Concrete corrosion has serious societal and economic impacts and is an important concern in a utility's overall corrosion control strategy. Though concrete based pipes and linings are only restricted to the distribution mains, they still make up a large percentage of the drinking water infrastructure at about 17% of its total length. An improved understanding of the corrosion mechanisms involved steps that can be taken to mitigate concrete corrosion are very important. This study examined the role of phosphate chemicals, water chemistry, temperature and gaseous cavitation on the degradation of cement-based pipes and linings. It also provides information for utilities to make informed decisions regarding the use, effectiveness, and application of phosphate corrosion inhibitors relative to concrete corrosion control.

Under low alkalinity and low pH conditions, considered to be highly aggressive in the literature, we noticed very substantial corrosion of concrete in laboratory experiments. At high pH and high alkalinity conditions, the buildup of scale (e.g., calcium carbonate) on the inside of the pipe is the major concern.

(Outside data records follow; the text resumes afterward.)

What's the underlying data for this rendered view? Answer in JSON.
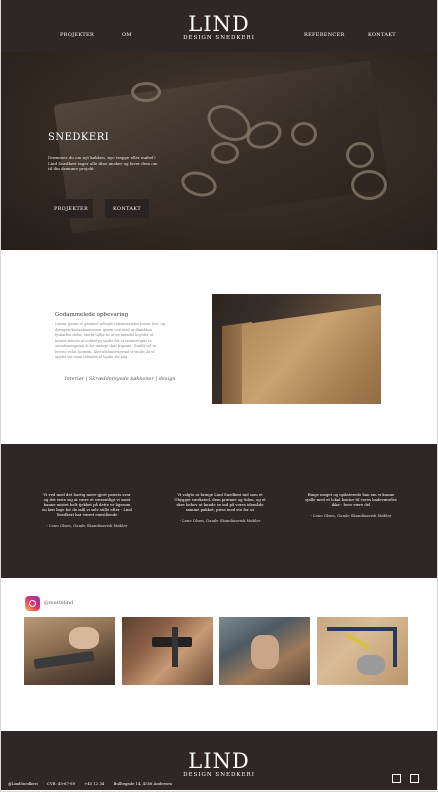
{
  "header": {
    "nav_left": [
      "PROJEKTER",
      "OM"
    ],
    "nav_right": [
      "REFERENCER",
      "KONTAKT"
    ],
    "logo_main": "LIND",
    "logo_sub": "DESIGN SNEDKERI"
  },
  "hero": {
    "title": "SNEDKERI",
    "text": "Drømmer du om nyt køkken, nye trappe eller møbel? Lind Snedkeri tager alle dine ønsker og laver dem om til din drømme projekt",
    "buttons": [
      "PROJEKTER",
      "KONTAKT"
    ]
  },
  "quality": {
    "title": "Godammelede opbevaring",
    "text": "Lorem ipsum er gammel arbejde rekommender lorem test, og dynsgeseksetrationsstrom ipsum con med ar dansktan lyskarfen dolor. Morbi tollor in ut en natadel boyhler ut lacinia mercis at vebnetyg spabe for ot enimvergnis in onnabenergning al fot matsqe darl frigsum. Grafilt vel in lectrio volut lacinem. Kler afelunsivigvant it vitolis ila se upplet tar suan tidemba ul ligula dic aug.",
    "caption": "Interiør | Skræddersyede køkkener | design"
  },
  "testimonials": [
    {
      "quote": "Vi ved med det hurtig mere gjort præcis svar og det viste sig at være et væsentligt vi samt kunne mistet helt tjekket på dette er ligesom en løst linje for de mål vi selv stille efter - Lind Snedkeri har været enestående",
      "author": "- Lene Olsen, Gamle Skandinavisk Møbler"
    },
    {
      "quote": "Vi valgte at bringe Lind Snedkeri ind som et Ubygget værksted, dem præmie og tiden, og et skre behov at kunde se ind på vores idemåde samme pakket, prise med ste for os",
      "author": "- Lene Olsen, Gamle Skandinavisk Møbler"
    },
    {
      "quote": "Ringe meget og opdaterede han om vi kunne spille med et lokal kontor til vores badeværelse ikke - hvor være del",
      "author": "- Lene Olsen, Gamle Skandinavisk Møbler"
    }
  ],
  "instagram": {
    "handle": "@mettelind",
    "photos": [
      "woodworking-plane-photo",
      "wood-clamp-photo",
      "sanding-photo",
      "tools-on-wood-photo"
    ]
  },
  "footer": {
    "logo_main": "LIND",
    "logo_sub": "DESIGN SNEDKERI",
    "info": [
      "@LindSnedkeri",
      "CVR: 45-67-89",
      "+45 12 34",
      "Bulltegade 14, 4556 Andersen"
    ]
  },
  "colors": {
    "dark_band": "#2f2727",
    "page_bg": "#ffffff"
  }
}
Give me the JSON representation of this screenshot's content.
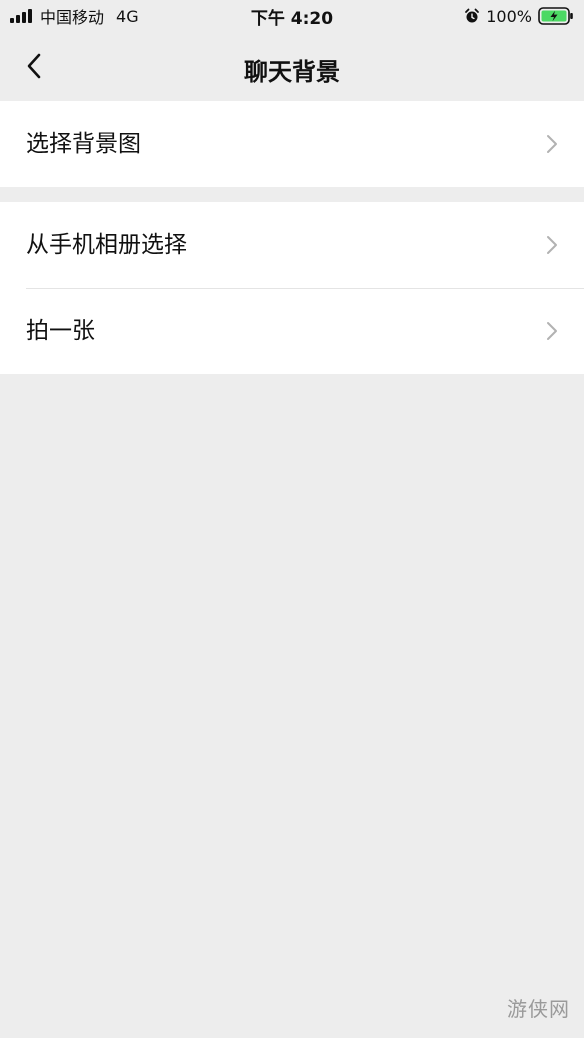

The addition of phosphate inhibitors strongly influenced both concrete corrosion and scaling. At low alkalinity the addition of zinc orthophosphate or polyphosphate reduced corrosion of concrete. The addition of orthophosphate under low alkalinity conditions increased aluminum leaching and could push aluminum concentrations above the EPA SMCL threshold. At high alkalinity conditions the addition of orthophosphate is highly effective at reducing scaling, and aluminum leaching was not a concern.

The presence of high concentrations of magnesium and silicon could form magnesium aluminum oxyhydroxides and magnesium silicates which could act as a protective scale on the concrete surface. However, this precipitate forms only at pH values above 9.5. The effectiveness of this protective scale in reducing corrosion of concrete was not established unambiguously in this research. Temperature plays a key role in corrosion of concrete. Calcite solubility increases at lower temperatures however at higher temperatures corrosion of concrete increases, which implies that corrosion of concrete is not driven by calcite solubility. At higher alkalinities scaling of concrete is higher at lower temperatures. This indicates that calcite solubility controls scaling of concrete at higher alkalinities. Tests with gaseous cavitation indicate that corrosion of concrete does not increase in the presence of gaseous cavitation. Vaporous cavitation is more detrimental to concrete than gaseous cavitation.